Equatorial Guinea rocked by leaked tapes of top official
Equatorial Guinea, a small country in Central Africa, has been shaken by a scandal at the highest levels of government. Up to 400 recordings featuring one of the presidential candidates have surfaced online.
7:54 AM EST, November 11, 2024
In recent weeks, approximately 400 videos featuring Baltasar Ebang Engonga, a high-ranking government official, have leaked onto social media in Equatorial Guinea. These recordings show Engonga in intimate situations with various women, often wives or partners of other prominent officials.
Engonga, the nephew of the current president, Teodoro Obiang Nguema Mbasogo, was one of the potential successors to the world's longest-serving president.
Obiang assumed the presidency of Equatorial Guinea following a coup in 1979. His administration has been sharply criticized for allegations of human rights abuses, including the use of torture against prisoners. The BBC notes that despite regular elections, there is no genuine opposition in the country as activists are imprisoned or remain in exile, and those intending to assume the security services closely monitor high-ranking positions.

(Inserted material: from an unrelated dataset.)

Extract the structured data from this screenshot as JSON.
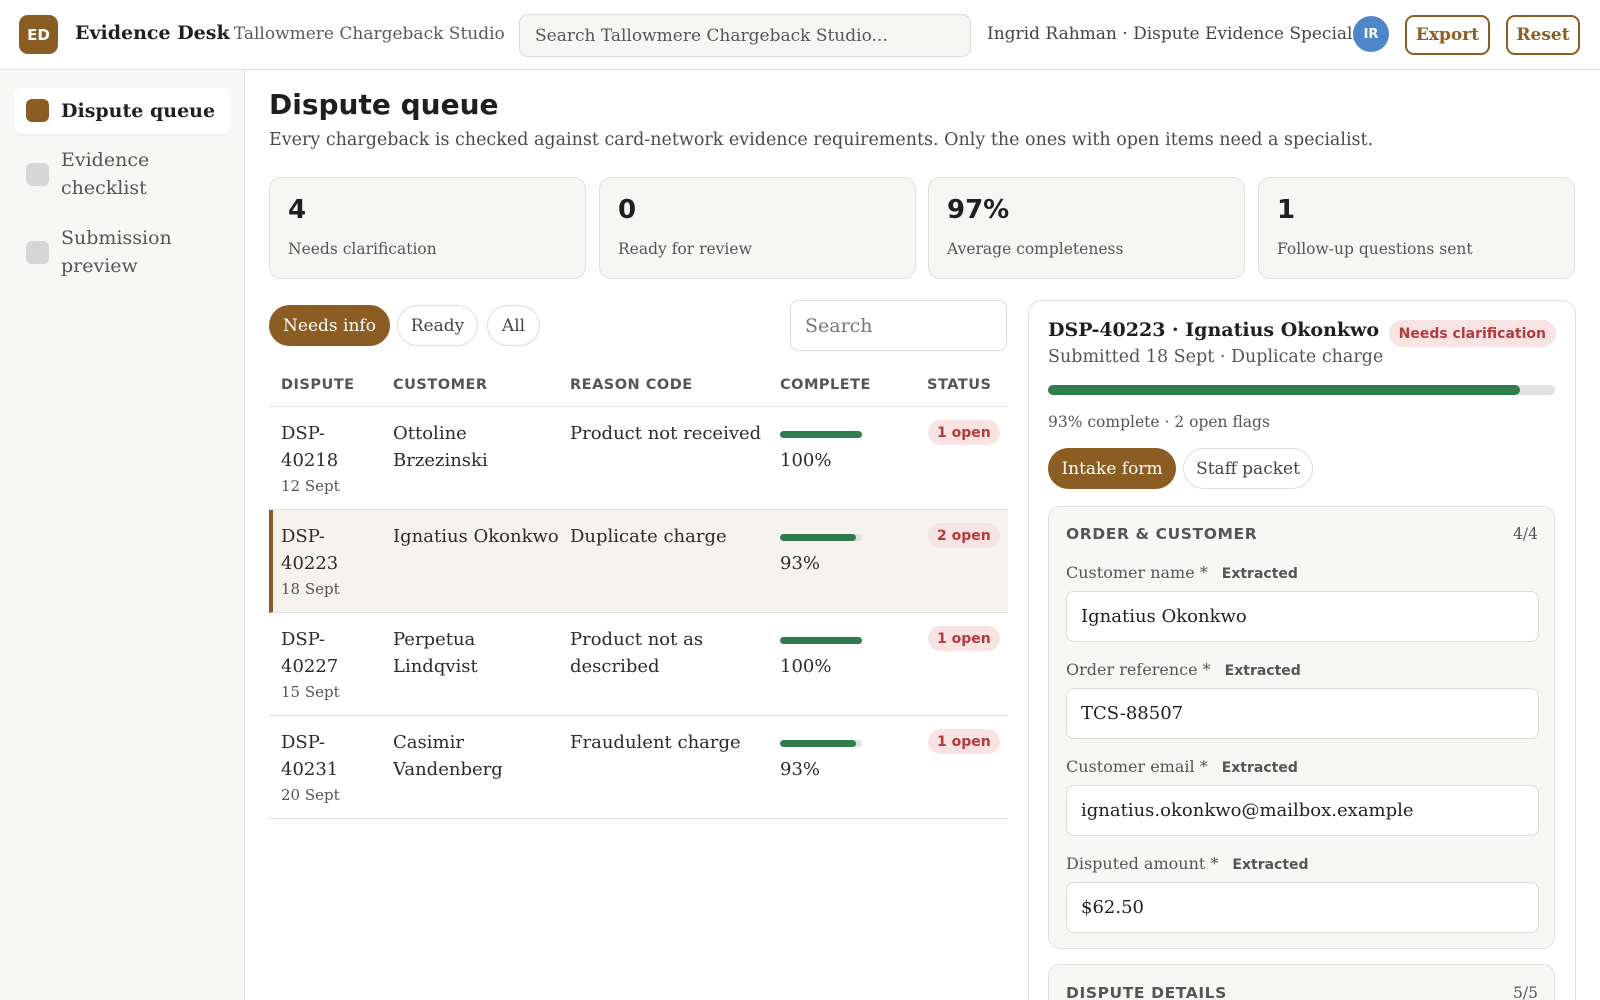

Phones and computers confiscated, then the recordings leaked online
According to the BBC, the recordings leaked after security forces searched Engonga's home and detained him in connection with another case where he was charged with corruption. Engonga was arrested on October 25 for embezzling a substantial sum of money from the state treasury and depositing it in secret accounts in the Cayman Islands. His phones and computers were confiscated. A few days later, intimate videos featuring him started appearing online.
"As the computer equipment was in the hands of the security forces, suspicion has fallen on someone there, who, perhaps, sought to trash Mr Engonga’s reputation ahead of a trial (concerning the corruption charges)," reports the BBC.
Internal power struggles
Activists suggest that the scandal is part of a broader power struggle. Nsang Christia Esimi Cruz, an Equatorial Guinean activist living in London, told the BBC: "What we are seeing is the end of an era, the end of the current president, and there is a succession [question] and this is the internal fighting we are seeing."
According to the BBC, the first vice president of Equatorial Guinea, Teodoro Obiang Nguema Mangue, the current president's son, is among those suspected of being behind the recordings leak.
"The vice-president, along with his mother, are suspected to be pushing aside anyone who threatens his path to the presidency, including Gabriel Obiang Lima (another son of President Obiang from a different wife), who was oil minister for 10 years and then moved to a secondary government role," reads the BBC report.